Título: Negociação evita quebra de patente
Autor: Lígia Formenti
Fonte: O Estado de São Paulo, 09/07/2005, Vida&, p. A24

O governo brasileiro voltou atrás e não vai mais quebrar a patente do medicamento anti-retroviral Kaletra, produzido pelo Abbott. Em nota divulgada ontem às 19h50, o Ministério da Saúde afirmou que o resultado da negociação com a multinacional foi satisfatório, garantiu a redução significativa dos preços e a sustentabilidade do programa de aids brasileiro. O acordo, concluído ontem, prevê a inclusão no programa de uma nova formulação do anti-retroviral, que deverá entrar no mercado dentro de dois anos, e a transferência de tecnologia para a produção do Kaletra o no País.

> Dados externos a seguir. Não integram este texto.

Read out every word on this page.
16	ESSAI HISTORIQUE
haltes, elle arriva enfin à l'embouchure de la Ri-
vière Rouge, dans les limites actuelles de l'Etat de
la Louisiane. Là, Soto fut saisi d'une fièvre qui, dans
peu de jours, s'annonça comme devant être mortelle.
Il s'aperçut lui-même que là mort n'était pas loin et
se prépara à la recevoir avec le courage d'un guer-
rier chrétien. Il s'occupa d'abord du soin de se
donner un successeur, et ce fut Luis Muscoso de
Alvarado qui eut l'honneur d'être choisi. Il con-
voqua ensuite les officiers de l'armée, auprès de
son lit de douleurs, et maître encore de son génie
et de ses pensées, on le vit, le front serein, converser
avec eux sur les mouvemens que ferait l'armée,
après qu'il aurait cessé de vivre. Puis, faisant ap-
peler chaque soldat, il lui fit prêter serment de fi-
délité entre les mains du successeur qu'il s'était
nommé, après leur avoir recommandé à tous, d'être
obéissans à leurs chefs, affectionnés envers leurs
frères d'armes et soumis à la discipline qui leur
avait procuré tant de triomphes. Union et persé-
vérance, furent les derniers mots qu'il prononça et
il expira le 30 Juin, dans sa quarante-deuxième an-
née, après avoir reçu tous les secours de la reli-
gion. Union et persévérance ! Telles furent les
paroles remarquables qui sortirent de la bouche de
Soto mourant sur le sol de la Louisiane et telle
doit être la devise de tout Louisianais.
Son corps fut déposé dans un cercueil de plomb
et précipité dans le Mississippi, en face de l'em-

A decisão, divulgada horas depois de Humberto Costa deixar o ministério, era aguardada com expectativa desde a manhã, no Brasil e em vários países do mundo. Mesmo depois do acordo, as divergências entre governo e laboratório persisitram. (leia texto ao lado).

A curiosiadade em torno do acordo aumentou quinta-feira, quando acabou o prazo de dez dias dado pelo então ministro Humberto Costa para que o laboratório reduzisse o preço do medicamento para US$ 0,68. Esse ultimato tinha sido feito no dia 24, quando o governo declarou o Kaletra, usado por 23.400 pessoas no País e um dos mais caros do programa, como de utilidade pública. Na ocasião, Costa assegurou que nenhuma alternativa de acordo seria admitida caso o laboratório não chegasse ao preço estipulado pelo governo.

Na nota, o minitério não faz menção sobre o valor que será pago pelo Kaletra já no próximo ano. Informa, apenas, que as negociações vão garantir uma redução de US$ 18 milhões em 2006. Num período de seis anos, a economia seria de US$ 256 milhões. Atualmente, o governo gasta US$ 91,6 milhões para a compra do Kaletra. A redução de custos no período de um ano calculada pelo ministério é menor do que havia sido prevista caso a patente do Kaletra fosse quebrada e a produção nacional, iniciada. Há duas semanas, quando afirmou que a patente do medicamento seria quebrada, Costa sustentava que a produção nacional do medicamento reduziria o custo da compra do medicamento a praticamente a metade.

Por outro lado, o ministério informa que não haverá aumento de custos, mesmo com a incorporação de novos pacientes no programa. "Hoje, 23.400 pacientes do programa recebem Kaletra e estima-se que em seis anos esse número chegue a 60.000", informa a nota.

O comunicado cita ainda o fornecimento do Kaletra de uso pediátrico como parte do acordo. Nos próximos seis anos, os custos também estarão congelados, mesmo com o aumento do número de pacientes.

A nota divulgada pelo ministério esclarece que brasileiros vão receber o Kaletra de nova geração, batizado de Meltrex, atualmente em processo de registro nos Estados Unidos. A nova droga facilta a forma de tratamento e reduz efeitos colaterais, como diarréia. Além disso, não precisa ser guardado em locais refrigerados, o que facilita tanto o uso por pacientes como a logística de distribuição, por parte do ministério.

O País nunca quebrou a patente de nenhum medicamento. No entanto, as ameaças já foram várias. A primeira vez foi em 2001, quando o então ministro José Serra anunciou que quebraria a patente do nelfinavir. Como desta vez, um acordo foi realizado e a patente, preservada.

Desde a Declaração de Doha a atenção de ONGs, de governos e agências voltou-se para o Brasil. O acordo permite que países tomem pedidas de proteção para a saúde pública, entre elas, a quebra de patente, desde que haja emergência ou grande interesse público num país. No último ano, ONGs brasileiras aumentaram a pressão para que o governo brasileiro recorresse a essa medida. Mesmo OMS já havia afirmado que tal decisão seria um exercício de direito.